You can also check the metrics for the source and sync processes themselves:

config_sync_parser_duration_seconds{status="error"}
config_sync_apply_duration_seconds{status="error"}
config_sync_remediate_duration_seconds{status="error"}

Monitor resources with Google Cloud Managed Service for Prometheus

Google Cloud Managed Service for Prometheus is Google Cloud's fully managed multi-cloud solution for Prometheus metrics. It supports two modes for data collection: managed collection (the recommended mode) or self-deployed data collection. Complete the following steps to set up monitoring Config Sync with Google Cloud Managed Service for Prometheus in the managed collection mode.
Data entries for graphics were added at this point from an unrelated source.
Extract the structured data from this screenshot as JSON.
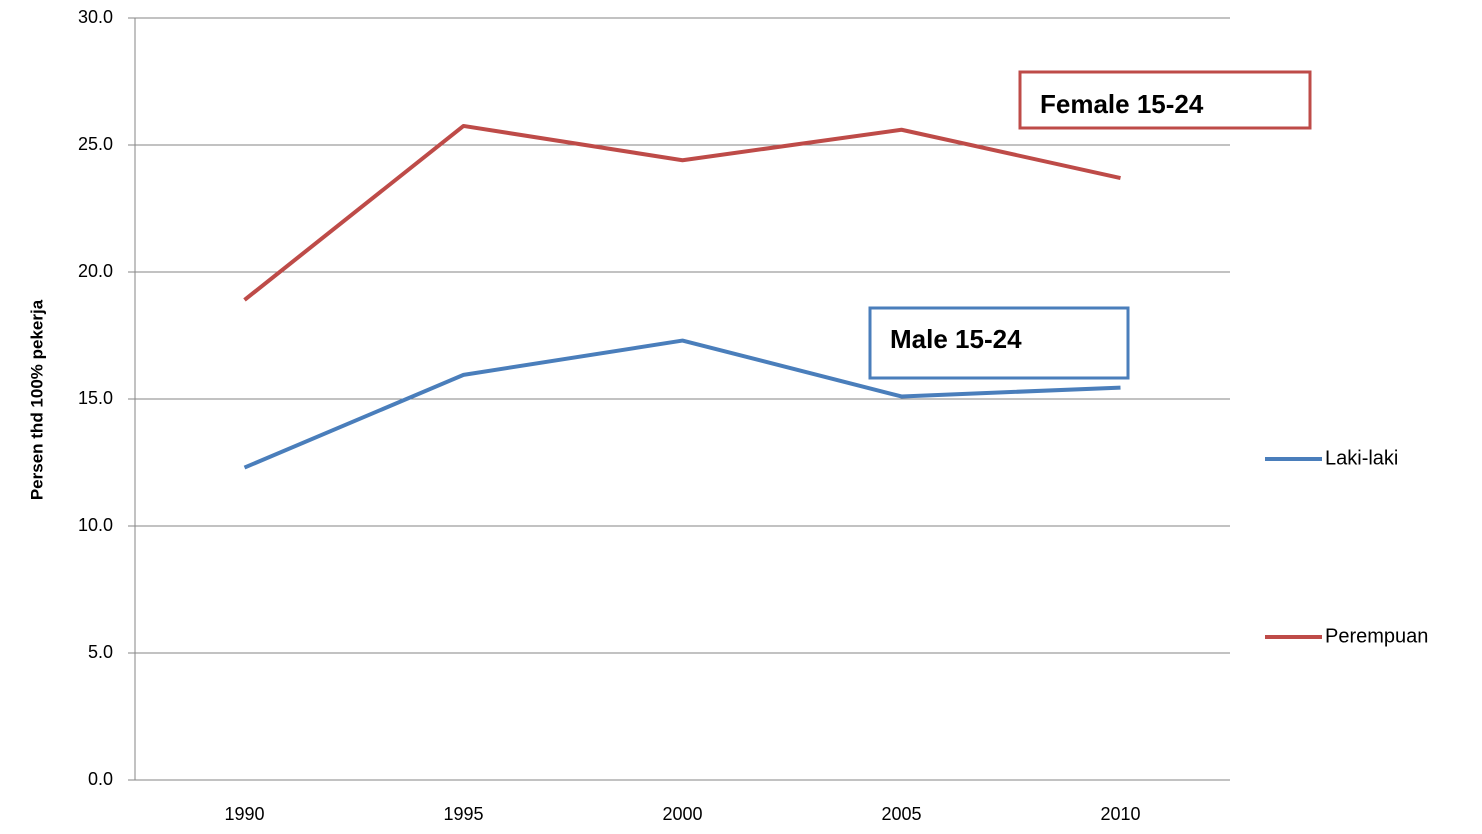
{
  "chart_data": {
    "type": "line",
    "y_label": "Persen thd 100% pekerja",
    "categories": [
      "1990",
      "1995",
      "2000",
      "2005",
      "2010"
    ],
    "series": [
      {
        "name": "Laki-laki",
        "color": "#4a7ebb",
        "values": [
          12.3,
          15.95,
          17.3,
          15.1,
          15.45
        ]
      },
      {
        "name": "Perempuan",
        "color": "#be4b48",
        "values": [
          18.9,
          25.75,
          24.4,
          25.6,
          23.7
        ]
      }
    ],
    "ylim": [
      0,
      30
    ],
    "yticks": [
      {
        "value": 0,
        "label": "0.0"
      },
      {
        "value": 5,
        "label": "5.0"
      },
      {
        "value": 10,
        "label": "10.0"
      },
      {
        "value": 15,
        "label": "15.0"
      },
      {
        "value": 20,
        "label": "20.0"
      },
      {
        "value": 25,
        "label": "25.0"
      },
      {
        "value": 30,
        "label": "30.0"
      }
    ],
    "grid": true,
    "legend": "right",
    "annotations": [
      "Female 15-24",
      "Male 15-24"
    ]
  }
}
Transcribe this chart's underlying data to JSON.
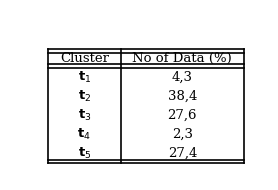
{
  "col_headers": [
    "Cluster",
    "No of Data (%)"
  ],
  "cluster_col": [
    "$\\mathbf{t}_1$",
    "$\\mathbf{t}_2$",
    "$\\mathbf{t}_3$",
    "$\\mathbf{t}_4$",
    "$\\mathbf{t}_5$"
  ],
  "data_col": [
    "4,3",
    "38,4",
    "27,6",
    "2,3",
    "27,4"
  ],
  "background_color": "#ffffff",
  "border_color": "#000000",
  "font_size": 9.5,
  "header_font_size": 9.5
}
Enable Managed Prometheus on your cluster by following the instructions on Set up managed collection.
Save the following sample manifest as pod-monitoring-config-sync-monitoring.yaml. This manifest configures a PodMonitoring resource to scrape the Config Sync metrics on port 8675 of the otel-collector-* Pod under the config-management-monitoring namespace. The PodMonitoring resource uses a Kubernetes label selector to find the otel-collector-* Pod.
```
apiVersion: monitoring.googleapis.com/v1
kind: PodMonitoring
metadata:
  name: config-sync-monitoring
  namespace: config-management-monitoring
spec:
  selector:
    matchLabels:
      app: opentelemetry
      component: otel-collector
  endpoints:
  - port: 8675
    interval: 10s
```

Apply the manifest to the cluster:

kubectl apply -f pod-monitoring-config-sync-monitoring.yaml

Verify that your Prometheus data is being exported using the Cloud Monitoring Metrics Explorer page in the Google Cloud console following the instructions on Managed Service for Prometheus data in Cloud Monitoring.